Há capítulos em que percebemos o fluxo de consciência da personagem de modo tão intenso que desaparecem os sinais de pontuação e algumas palavras – surgem, em contrapartida, sinais gráficos aleatórios, pontilhados, parágrafos formados apenas por cinco linhas sem qualquer pontuação, dentre outras marcas textuais que parecem acompanhar os conflitos e divagações psicológicas do narrador-personagem. Há um capítulo, nesta perspectiva, intitulado ENCONTRO ACELERADO – III (DÓ), em que a frase “não seja puta de Benjamin Franklin” é repetida excessivamente, sendo intercalada com parágrafos em que o narrador retoma, apenas em alguns trechos, sua narração, e com sonetos, e minicontos, de notável vigor poético.
         Precisamos dar ênfase, para além da vingança de Próspero, que constitui o enredo por excelência do livro e já nos dimensiona, pela fabulação, seu valor estético, a pelo menos três acontecimentos marcantes: 1) o capítulo ENCONTRO ACELERADO – I (em que o narrador encontra-se com personalidades como AG – o Obscuro), 2) o capítulo ENCONTRO ACELERADO – II (em que o narrador visita Górgona-Húmus na Penitenciária Feminina localizada no Paço dos Abutres) e 3) o capítulo ENCONTRO ACELERADO IV (em que o narrador encontra-se na Itália com o Mentor, mais precisamente o diabo, e com ESQUILO  e ELI).
            Consideramos, diga-se de passagem, que Canibalismo de Outono pode inserir-se na tradição de textos literários que se remetem a pactos diabólicos. Neste caso, o Mentor, que se opõe a Próspero, tenta desencorajá-lo, por meio de argumentos bem delineados, a desistir de sua vingança – seus argumentos, no entanto, não são aceitos.
            A erudição dos diálogos, o alto grau de reflexão apresentado nos discursos das personagens, a menção a obras e nomes da música erudita, a menção a autores proeminentes da Literatura Universal e da Filosofia, assim como a construção narrativa que traz seus tons de bizarrice e de absurdo, bem como a construção psicológica de suas personagens que, algumas delas, margeiam o grotesco, tornam este livro uma experiência romanesca mais-que-bem-sucedida.

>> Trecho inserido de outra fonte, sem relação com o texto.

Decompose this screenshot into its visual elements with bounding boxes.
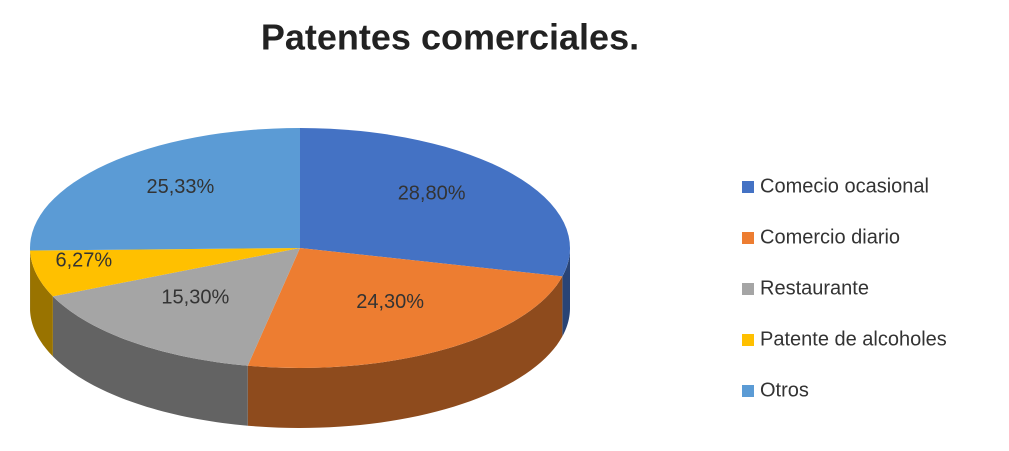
slice-side — [30, 250, 53, 357]
legend-swatch — [742, 181, 754, 193]
legend-label: Comecio ocasional — [760, 175, 929, 197]
slice — [52, 248, 300, 366]
data-label: 25,33% — [146, 176, 214, 198]
slice — [30, 248, 300, 297]
legend-swatch — [742, 232, 754, 244]
slice — [30, 128, 300, 251]
chart-title: Patentes comerciales. — [261, 17, 639, 58]
legend-swatch — [742, 385, 754, 397]
slice — [300, 128, 570, 277]
slice-side — [562, 248, 570, 337]
data-label: 24,30% — [356, 291, 424, 313]
legend-label: Restaurante — [760, 277, 869, 299]
data-label: 28,80% — [398, 182, 466, 204]
data-label: 15,30% — [161, 286, 229, 308]
legend-label: Comercio diario — [760, 226, 900, 248]
slice-side — [247, 276, 563, 428]
legend-label: Patente de alcoholes — [760, 328, 947, 350]
slice — [247, 248, 563, 369]
data-label: 6,27% — [55, 250, 112, 272]
slice-side — [52, 296, 248, 426]
legend-label: Otros — [760, 379, 809, 401]
legend-swatch — [742, 283, 754, 295]
legend-swatch — [742, 334, 754, 346]
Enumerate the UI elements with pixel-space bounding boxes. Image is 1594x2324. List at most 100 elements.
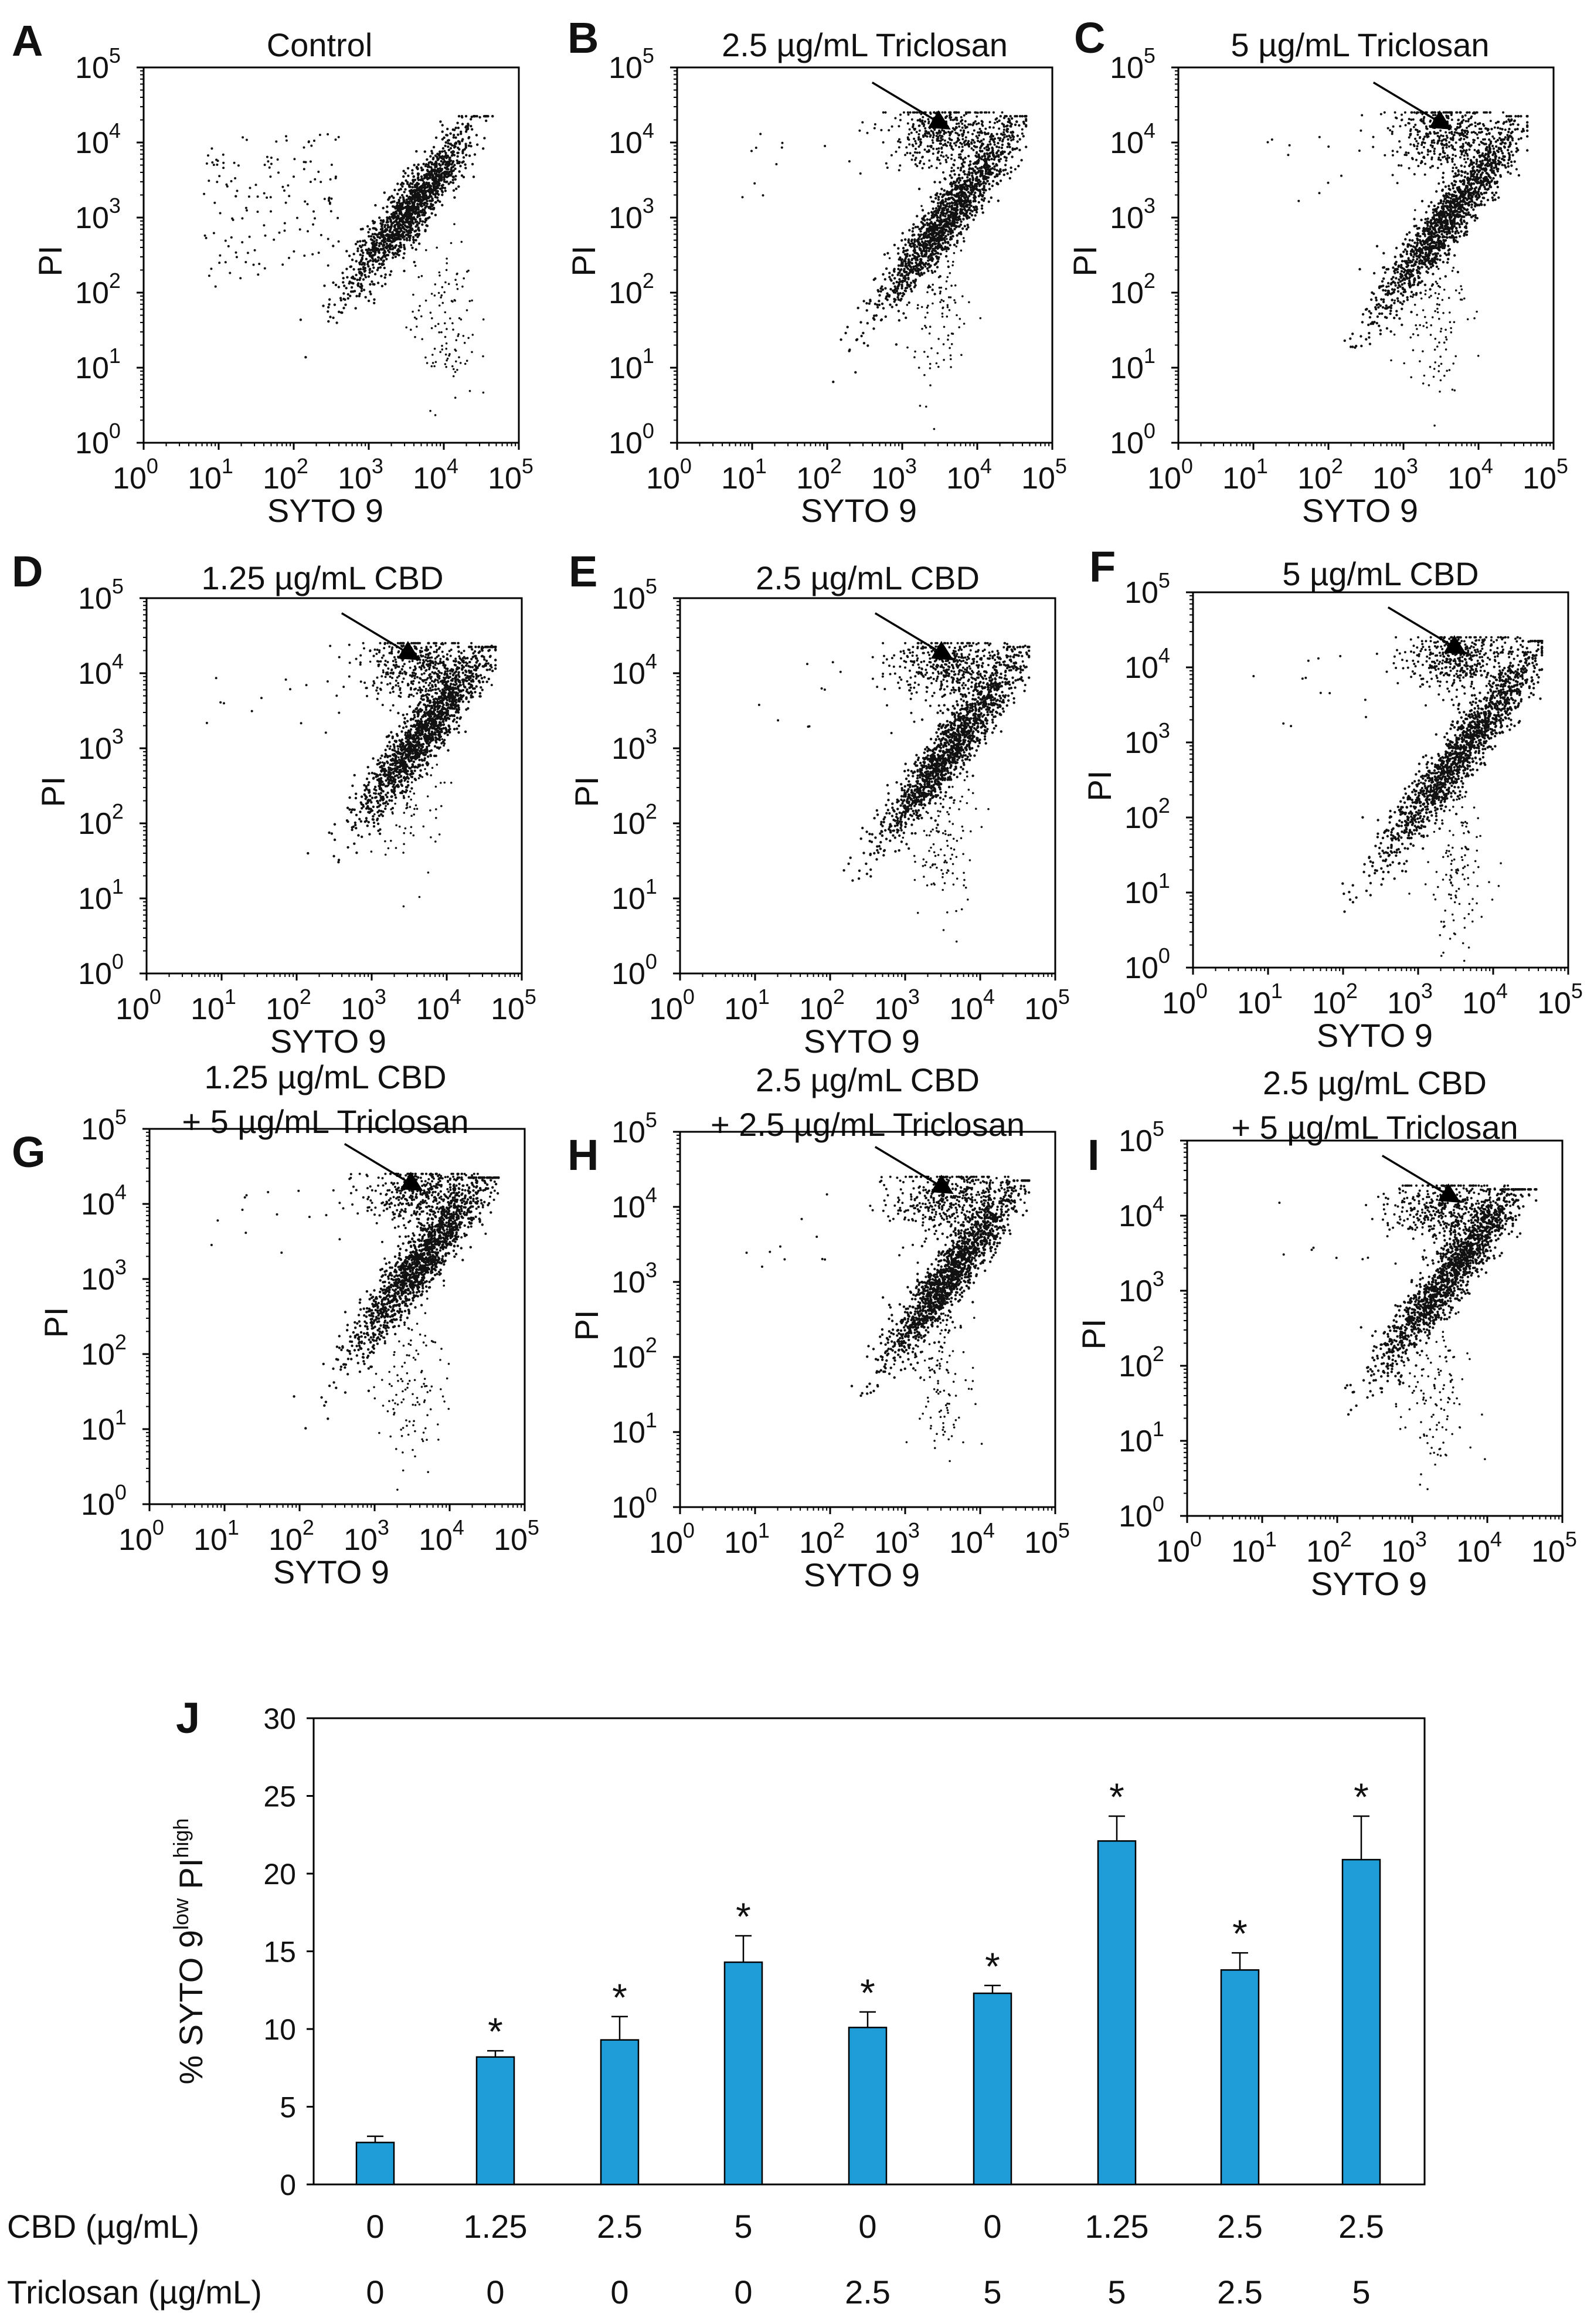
data-point xyxy=(874,303,877,306)
data-point xyxy=(394,255,397,258)
data-point xyxy=(989,138,992,141)
data-point xyxy=(980,111,983,114)
data-point xyxy=(920,252,923,255)
data-point xyxy=(239,277,242,280)
data-point xyxy=(1384,271,1387,274)
data-point xyxy=(212,164,215,167)
data-point xyxy=(400,229,403,232)
data-point xyxy=(1496,185,1499,189)
data-point xyxy=(950,167,953,169)
data-point xyxy=(421,211,424,213)
data-point xyxy=(930,220,933,223)
data-point xyxy=(902,111,905,114)
data-point xyxy=(485,115,488,118)
data-point xyxy=(914,350,916,353)
data-point xyxy=(203,192,206,195)
data-point xyxy=(969,186,973,189)
data-point xyxy=(222,153,225,156)
data-point xyxy=(936,111,939,114)
data-point xyxy=(339,298,342,302)
y-tick-exp: 0 xyxy=(1144,419,1155,443)
data-point xyxy=(452,136,455,139)
data-point xyxy=(423,150,426,153)
data-point xyxy=(293,175,295,178)
y-tick-exp: 1 xyxy=(643,344,654,368)
y-axis-label: PI xyxy=(565,246,602,277)
data-point xyxy=(373,220,376,223)
data-point xyxy=(858,129,861,132)
data-point xyxy=(314,178,317,181)
data-point xyxy=(465,309,468,311)
data-point xyxy=(924,324,926,327)
data-point xyxy=(433,365,436,368)
data-point xyxy=(403,228,406,231)
data-point xyxy=(947,338,949,341)
data-point xyxy=(990,133,993,135)
data-point xyxy=(457,126,460,130)
data-point xyxy=(367,275,371,278)
data-point xyxy=(367,265,370,268)
data-point xyxy=(318,134,321,136)
data-point xyxy=(380,284,384,287)
data-point xyxy=(946,222,950,225)
data-point xyxy=(303,168,305,171)
data-point xyxy=(917,188,921,191)
data-point xyxy=(914,158,916,161)
data-point xyxy=(1394,284,1397,287)
data-point xyxy=(977,160,980,162)
data-point xyxy=(440,189,443,192)
data-point xyxy=(410,328,412,331)
data-point xyxy=(954,144,957,147)
data-point xyxy=(346,276,349,279)
y-tick-base: 10 xyxy=(609,276,643,310)
plot-frame xyxy=(1177,66,1555,444)
data-point xyxy=(946,190,949,193)
data-point xyxy=(427,206,430,209)
data-point xyxy=(943,239,946,242)
data-point xyxy=(1412,293,1415,296)
data-point xyxy=(241,217,244,220)
data-point xyxy=(909,111,912,114)
data-point xyxy=(926,306,929,309)
panel-a: A Control10010010110110210210310310410410… xyxy=(12,16,533,529)
data-point xyxy=(229,272,232,274)
data-point xyxy=(323,198,326,201)
data-point xyxy=(393,246,396,249)
data-point xyxy=(287,184,290,187)
data-point xyxy=(380,232,383,235)
data-point xyxy=(416,205,419,208)
data-point xyxy=(862,331,865,335)
data-point xyxy=(440,184,443,187)
data-point xyxy=(293,250,295,253)
data-point xyxy=(1349,345,1352,348)
data-point xyxy=(1446,195,1449,198)
data-point xyxy=(1005,135,1008,138)
data-point xyxy=(208,274,210,277)
data-point xyxy=(208,179,210,182)
x-tick-base: 10 xyxy=(488,462,522,496)
x-tick-label: 103 xyxy=(1372,454,1418,496)
data-point xyxy=(961,138,964,141)
data-point xyxy=(998,170,1001,173)
data-point xyxy=(912,111,915,114)
data-point xyxy=(456,159,458,162)
data-point xyxy=(383,266,386,270)
data-point xyxy=(957,122,960,125)
data-point xyxy=(413,316,416,319)
data-point xyxy=(978,131,981,134)
data-point xyxy=(408,234,411,237)
data-point xyxy=(910,158,913,161)
arrow-indicator xyxy=(871,82,951,130)
data-point xyxy=(947,296,950,298)
data-point xyxy=(312,223,315,226)
data-point xyxy=(953,252,956,255)
data-point xyxy=(967,111,970,114)
data-point xyxy=(939,290,942,293)
data-point xyxy=(446,257,448,260)
data-point xyxy=(988,147,990,150)
data-point xyxy=(392,205,395,208)
data-point xyxy=(467,337,470,340)
data-point xyxy=(419,219,422,222)
data-point xyxy=(230,180,233,182)
data-point xyxy=(350,286,354,289)
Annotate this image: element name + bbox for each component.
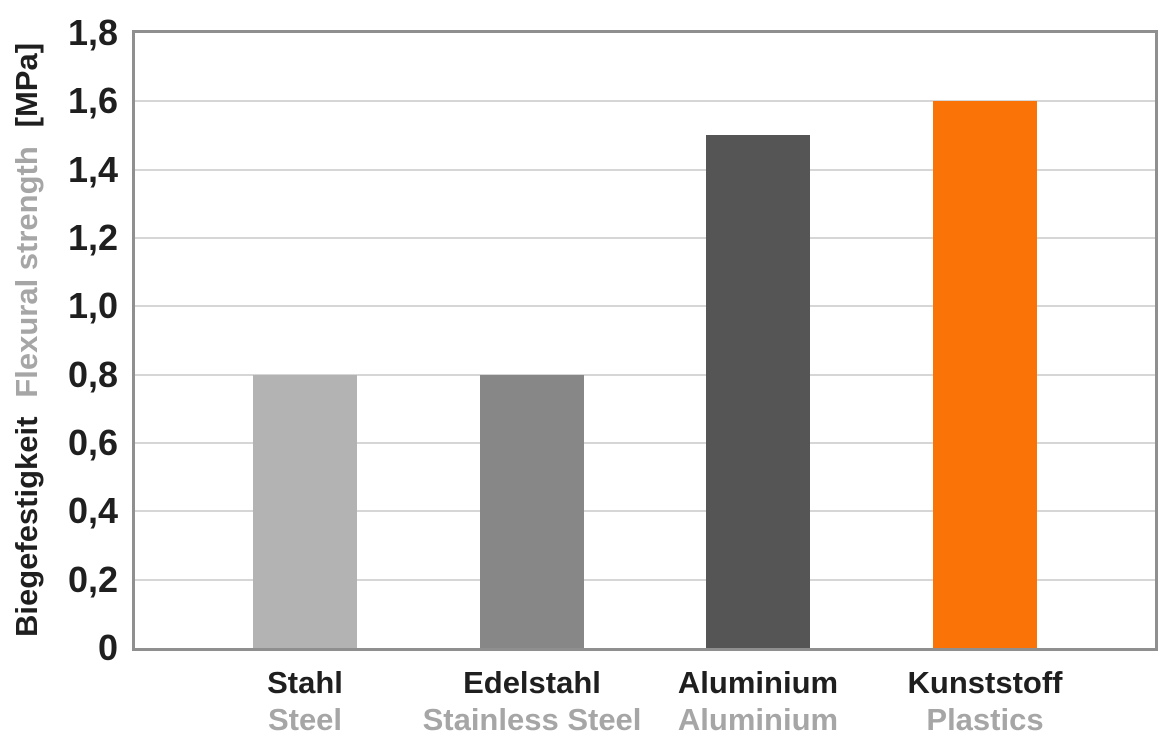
x-label-german: Kunststoff: [907, 665, 1063, 700]
x-label-english: Steel: [267, 702, 343, 737]
bar-aluminium: [706, 135, 810, 648]
y-tick-label: 1,0: [67, 285, 118, 326]
gridline: [135, 510, 1155, 513]
x-label-aluminium: Aluminium Aluminium: [598, 664, 918, 738]
plot-area: [132, 30, 1158, 651]
gridline: [135, 578, 1155, 581]
y-tick-label: 1,6: [67, 80, 118, 121]
gridline: [135, 100, 1155, 103]
x-label-german: Edelstahl: [463, 665, 601, 700]
bar-kunststoff: [933, 101, 1037, 648]
x-label-stahl: Stahl Steel: [145, 664, 465, 738]
y-tick-label: 0,6: [67, 422, 118, 463]
gridline: [135, 237, 1155, 239]
y-tick-label: 1,4: [67, 149, 118, 190]
x-label-german: Aluminium: [677, 665, 839, 700]
gridline: [135, 373, 1155, 376]
gridline: [135, 305, 1155, 308]
bar-stahl: [253, 375, 357, 648]
y-tick-label: 0,4: [67, 490, 118, 531]
y-tick-label: 0: [97, 627, 118, 668]
y-tick-label: 0,2: [67, 559, 118, 600]
x-label-kunststoff: Kunststoff Plastics: [825, 664, 1145, 738]
y-tick-label: 1,2: [67, 217, 118, 258]
x-label-german: Stahl: [267, 665, 343, 700]
y-tick-label: 1,8: [67, 12, 118, 53]
x-label-english: Stainless Steel: [422, 702, 642, 737]
bar-edelstahl: [480, 375, 584, 648]
x-label-english: Plastics: [926, 702, 1044, 737]
gridline: [135, 442, 1155, 444]
x-label-edelstahl: Edelstahl Stainless Steel: [372, 664, 692, 738]
y-tick-label: 0,8: [67, 354, 118, 395]
x-label-english: Aluminium: [677, 702, 839, 737]
y-axis-label: Biegefestigkeit Flexural strength [MPa]: [9, 43, 45, 637]
gridline: [135, 168, 1155, 171]
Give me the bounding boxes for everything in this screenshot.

            Entre o amor erótico em sua manifestação mais singela, e o despertar da crueldade humana que nasce, por vezes, da incapacidade de ser indiferente a injustiças, Canibalismo de Outono nos apresenta um protagonista complexo, cruel e vingativo, mas que nos incita a pensar sobre a condição humana em suas mais vastas potencialidades – sobretudo em sua capacidade de amar, de sentir solidão e de sentir-se impotente ante a dor da perda.  
Este romance nos causa impacto, nos atemoriza, nos causa estranhamento, ao mesmo tempo em que nos leva a indagar, enternecidos, sobre o que de fato ocorreu no enredo: os acontecimentos são reais, ou não passam de devaneios de uma mente fustigada pela crueldade de tipos como os gêmeos Vói e Tila? O esboço de romance apresentado por AG, o Obscuro, é a resposta para o que perscrutamos? Isto tira nossa paz. Mas, a propósito da paz, para concluir, transcrevo uma das muitas frases que me tocaram profundamente neste livro (p. 191): “O pior dos infernos é ser cúmplice de uma paz aparente”.         
Arturo Gouveia é doutor em Teoria Literária e Literatura Comparada, é professor titular da Universidade Federal da Paraíba e escreveu, dentre outras obras: No inferno (1988), O mal absoluto (1996), A farsa do milênio (1997), A arte do breve (2003), O Evangelho Segundo Lúcifer (2007) e Santíssimas trevas (2008).
Cícero Émerson do Nascimento Cardoso



[1] GOUVEIA, Arturo. Canibalismo de Outono. São Paulo: Iluminuras, 2016.